Barnett: We have enough companies asking enough questions of enough people over enough time that we can see distinct correlation between the themes of psychological safety, inclusive environments and employee engagement. It’s all about creating an environment and team where it’s safe for people to take interpersonal risks and be accepted for being oneself. Our culture doesn’t necessarily encourage high levels of authenticity. People haven’t necessarily been taught to create inclusion or psychological safety, so being authentic and being yourself can be uncomfortable at times.

Discomfort comes from fear, anger, sadness. One of the things we try to do in society is to mask or deflect discomfort. I’ll reach for chocolate; I’ll have a drink or I’ll stop talking to this person. Learning to create psychological safety, authenticity, inclusion often means having to learn some new skills. That’s why it’s challenging for some teams to achieve high levels [of performance]. The right corporate culture will drive curiosity and respect others, welcome occasional failures and focus more on the importance of learning and growth, not on blame and criticism.

Kislik: How important are employees’ relationships with their managers as opposed to whatever else is going on in the organization?

Barnett: It’s not black-and-white. Managers do have an outsized impact on an employee’s experience. But our data actually show that people leave companies for a variety of reasons, including growth opportunities and the company’s prospects as well as the culture. People will struggle through with a mediocre manager if they love the culture, have a deep sense of meaning, feel like they’re growing and thriving in their careers, and feel like the company’s got great prospects. On the other hand, if any one of those things gets too far out of balance, and you’ve got a manager people don’tlike, who creates an unsafe environment, that’s going to have a big impact on employee engagement.

A large percentage of managers have potential. If you give them management training and tools that help them understand the engagement levels of the team, you can help them grow significantly.

Kislik: What would some of those tools be?

Barnett: One example would be our strengths and opportunities module. Managers log in and see their dashboard and scores. The system alerts them to hot spots in their relative strengths and opportunities, and they can click on ‘What can I do to get better at this?’ Let’s say recognition is something they have to improve. If they have low recognition scores, they’d be trained in how to give more and more frequent formal and informal recognition. We give them external materials and links so they can understand how to get better at feedback and recognition.
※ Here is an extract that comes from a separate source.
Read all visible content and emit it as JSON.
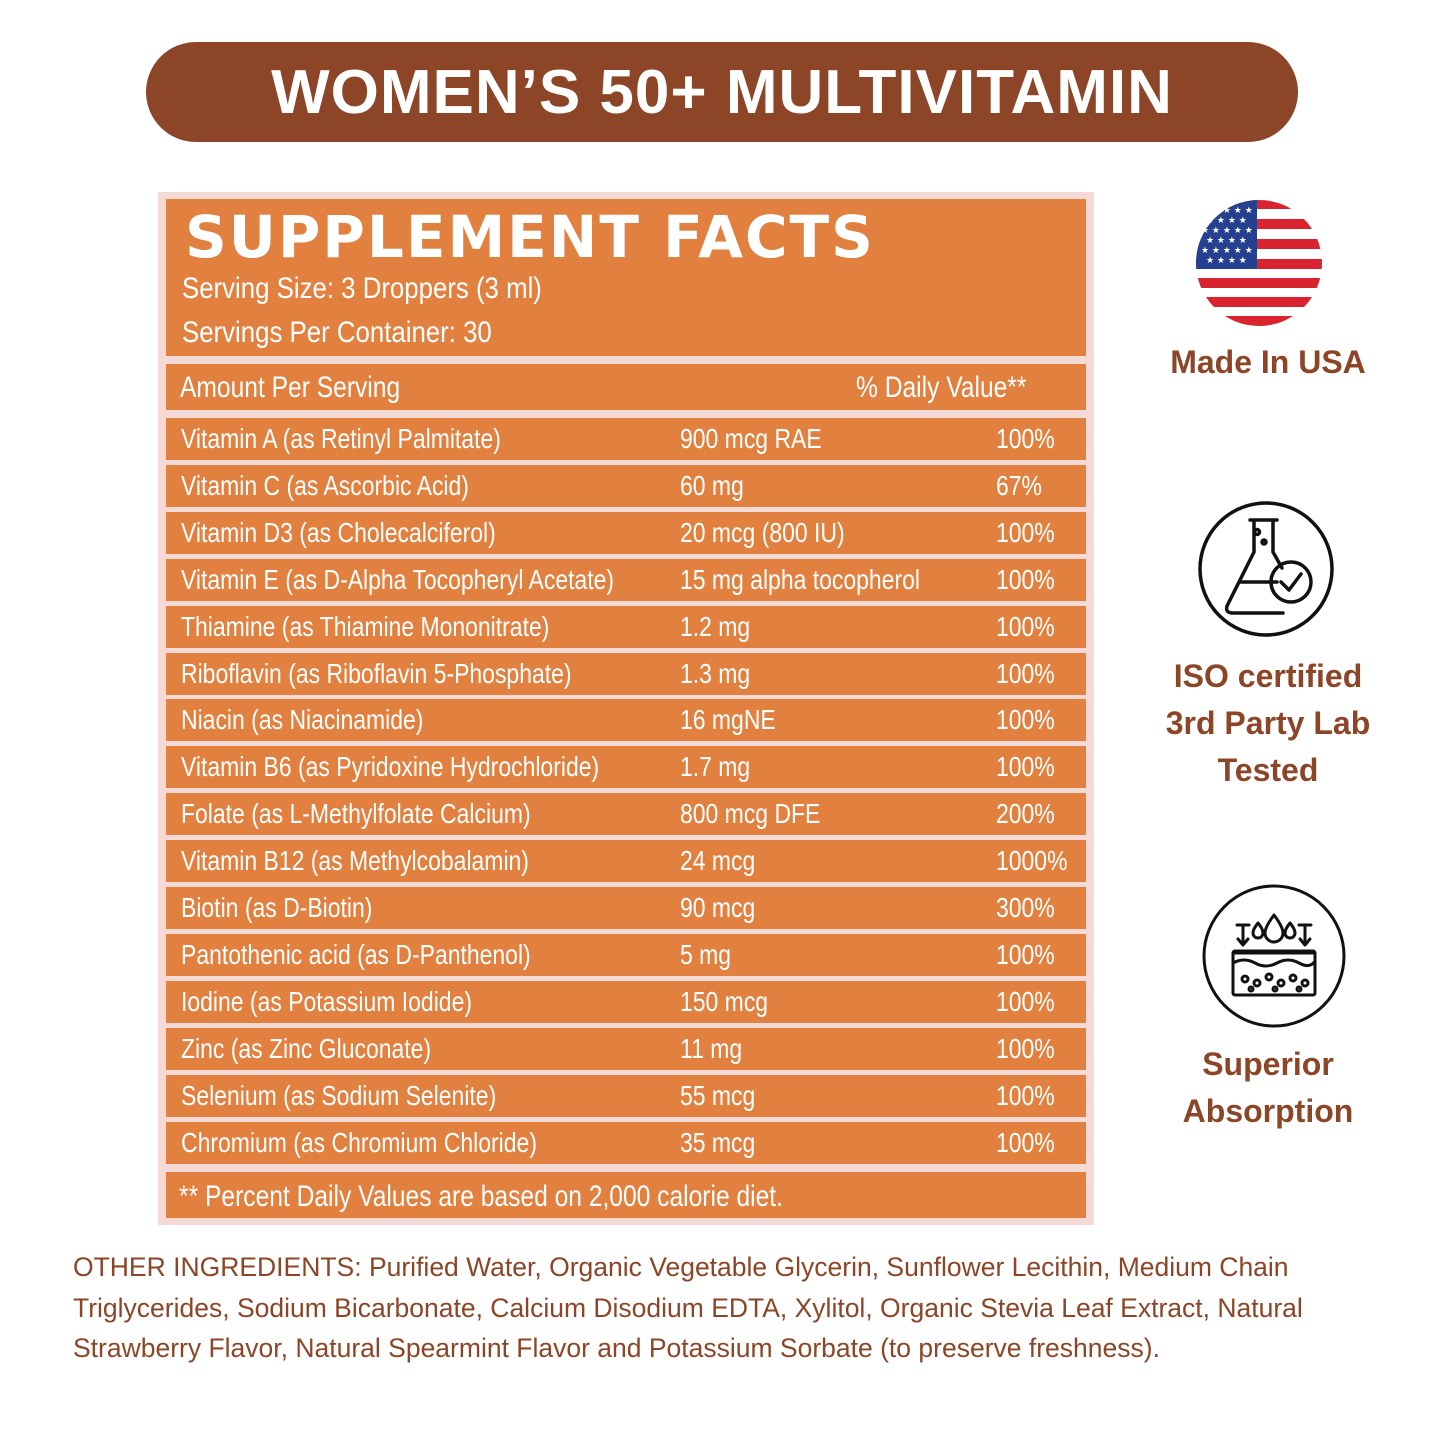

They might take action by calling a team meeting and showing them a report they downloaded. The bulk of managers are logging in, and their results show that they’re doing something different.

“But fundamentally it isn’t about the score. It’s about having conversations with your team. The system was never designed to replace conversations. So as important as it is for managers to read about their developmental areas and to take action in those areas, it’s equally important for them to meet with their teams, talk about where they are, collaborate on what they want to focus on, and take one step forward as a group. We use an ACT framework to encourage all managers to Acknowledge by meeting with their team and acknowledging where they are today. C is for Collaborateon next steps, and then they Take one step forward. The one step forward is extremely important because people who don’t believe action will be taken are seven times more likely to report being disengaged compared to those who believe action will be taken.

Every business wants to achieve better results, and countless studies show that employee engagement is a critical factor. When we invest in developing cultures and managerial relationships that provide psychological safety and a sense of mutual purpose, employees take note. When we build cultures worth participating in, most employees will want to stay and contribute.